Le “lolo péyi” histoire d’une Guadeloupe qui ne doit pas disparaître

9 mars 2022

«Vinn vann ! »
Jadis, tous les quartiers, toutes les sections, vivaient organisés autour de leurs lolos. Ces petites boutiques spécialisées dans la vente de produits alimentaires ou de produits dits “de dépannage” étaient l’un des centres de la solidarité et du partage de la communauté. Cet esprit, perdu avec l’arrivée des boutiques et des centres commerciaux, certains essaient de le conserver. C’est le cas de Michelle Makaïa-Zénon à la tête du projet “Lolo Péyi”.

Le Nord Guadeloupe : Avant d’aller plus loin, il est important de donner une définition. Qu'est-ce-qu'un lolo ?

Michelle Makaïa-Zénon : Un lolo est un petit commerce de proximité à dominante alimentaire proposant des produits et des services. C’est un espace de solidarité et de cohésion sociale. La vente se fait à travers le vendeur qui s’occupe de la commande du client. Cet aspect est très important, car dans le cas contraire le commerce tient plus du “libre-service” que du lolo, c’est d’ailleurs pour cela qu’un lolo, un vrai, dispose à son entrée d’un comptoir.
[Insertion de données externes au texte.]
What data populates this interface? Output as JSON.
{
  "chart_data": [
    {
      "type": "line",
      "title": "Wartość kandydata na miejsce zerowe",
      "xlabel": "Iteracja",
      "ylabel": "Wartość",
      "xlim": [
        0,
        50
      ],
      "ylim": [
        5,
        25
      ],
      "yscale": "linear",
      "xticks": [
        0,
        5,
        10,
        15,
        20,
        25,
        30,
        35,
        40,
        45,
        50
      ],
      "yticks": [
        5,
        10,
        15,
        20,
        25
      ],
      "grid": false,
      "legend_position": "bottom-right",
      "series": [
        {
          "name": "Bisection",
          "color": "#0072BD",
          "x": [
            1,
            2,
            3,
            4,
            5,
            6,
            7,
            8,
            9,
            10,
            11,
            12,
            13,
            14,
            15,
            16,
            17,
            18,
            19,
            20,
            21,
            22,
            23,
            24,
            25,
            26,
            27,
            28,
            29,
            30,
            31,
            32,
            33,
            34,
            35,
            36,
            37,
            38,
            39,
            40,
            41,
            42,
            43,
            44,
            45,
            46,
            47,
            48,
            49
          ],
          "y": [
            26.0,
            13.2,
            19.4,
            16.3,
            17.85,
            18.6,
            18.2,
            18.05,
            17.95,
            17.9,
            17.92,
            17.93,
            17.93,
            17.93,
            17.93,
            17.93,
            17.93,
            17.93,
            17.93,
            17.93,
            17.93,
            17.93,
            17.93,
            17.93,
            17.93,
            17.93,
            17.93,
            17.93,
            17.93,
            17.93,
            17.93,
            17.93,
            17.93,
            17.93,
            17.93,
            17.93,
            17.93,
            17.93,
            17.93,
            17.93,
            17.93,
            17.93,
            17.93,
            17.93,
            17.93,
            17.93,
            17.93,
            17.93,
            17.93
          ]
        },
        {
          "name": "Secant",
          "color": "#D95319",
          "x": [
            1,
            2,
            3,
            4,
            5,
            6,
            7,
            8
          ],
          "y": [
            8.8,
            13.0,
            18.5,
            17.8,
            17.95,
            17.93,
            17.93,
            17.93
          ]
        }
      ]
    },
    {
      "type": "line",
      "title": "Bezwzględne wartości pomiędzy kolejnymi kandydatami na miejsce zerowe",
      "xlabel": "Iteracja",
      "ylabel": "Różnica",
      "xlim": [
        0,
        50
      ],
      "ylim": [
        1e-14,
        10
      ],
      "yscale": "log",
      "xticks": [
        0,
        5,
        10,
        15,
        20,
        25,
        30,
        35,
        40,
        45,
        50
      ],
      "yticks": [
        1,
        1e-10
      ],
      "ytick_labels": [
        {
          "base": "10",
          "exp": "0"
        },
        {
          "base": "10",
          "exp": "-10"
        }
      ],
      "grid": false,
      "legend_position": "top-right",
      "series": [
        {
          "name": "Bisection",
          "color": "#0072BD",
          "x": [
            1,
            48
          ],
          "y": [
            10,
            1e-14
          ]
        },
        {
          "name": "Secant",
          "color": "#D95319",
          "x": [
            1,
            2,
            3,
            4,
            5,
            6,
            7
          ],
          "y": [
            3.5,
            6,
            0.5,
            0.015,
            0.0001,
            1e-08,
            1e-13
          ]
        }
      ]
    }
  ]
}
On y trouve des produits d’urgence et de dépannage ou éventuellement tout ce dont on a besoin. En effet, si le tenancier ou la tenancière du lolo a la possibilité de commander un besoin particulier, elle le fera afin que, la prochaine  fois, elle puisse répondre à la demande.

Quand on parle de lolo, en dehors du commerce, on parle de solidarité et d’écoute, car c’est une zone tampon et de veille. Là-bas on discute de ce qui se passe dans le quartier, de Madame Untel qui a du mal à gérer son mari, de Monsieur Untel qui a dormi dehors (rires). La tenancière du lolo peut aussi faire crédit en échange d’un bon potin. C’est le reflet de la société.

LNG : Comment expliquer que ce type de commerce particulier se soit implanté en Guadeloupe ?

M.M.Z. : Le lolo prend son origine dans l’ère de la colonisation. Dans le Code Noir, il est stipulé que les maîtres devaient nourrir ses esclaves. C’est pour cela que l’importation de viande séchée et salée s’est généralisée, ainsi que la farine, car mélangée à l’eau, ça permet d’avoir des repas consistants pour très peu chers. Le 2ème marqueur historique du lolo, c'est le jardin amérindien. C’est la genèse de notre construction.

LNG : Le lolo est aussi un espace de discussion. Comment cela s’exprime ?

M.M.Z : C’est la buvette qui fait – en partie – office d’espace de discussion. Mais attention, la buvette est généralement un espace réservé aux hommes. Et c’est aussi grâce à elle que la tenancière s’en sort. Le cercle des hommes qui fréquentent une buvette est régi par des règles et des codes. Chacun paie son “sec” et celui qui ne paie jamais aura une très mauvaise réputation et pourra être exclu du cercle. J’ai moi-même dû faire preuve de patience pour avoir le droit de connaître ces codes dans le cadre de la formation de mon projet.

LNG : Le lolo a-t-il encore sa place dans notre société actuelle ?M.M.Z : Oui, j’en suis convaincue. L’image même de cette boutique a changé, ce n’est plus un espace pour les pauvres ou les démunis. Plus que jamais, notre société a besoin d’échange, de cohésion sociale et d’un retour des valeurs qui font le fondement de sa culture et d’une manière son identité.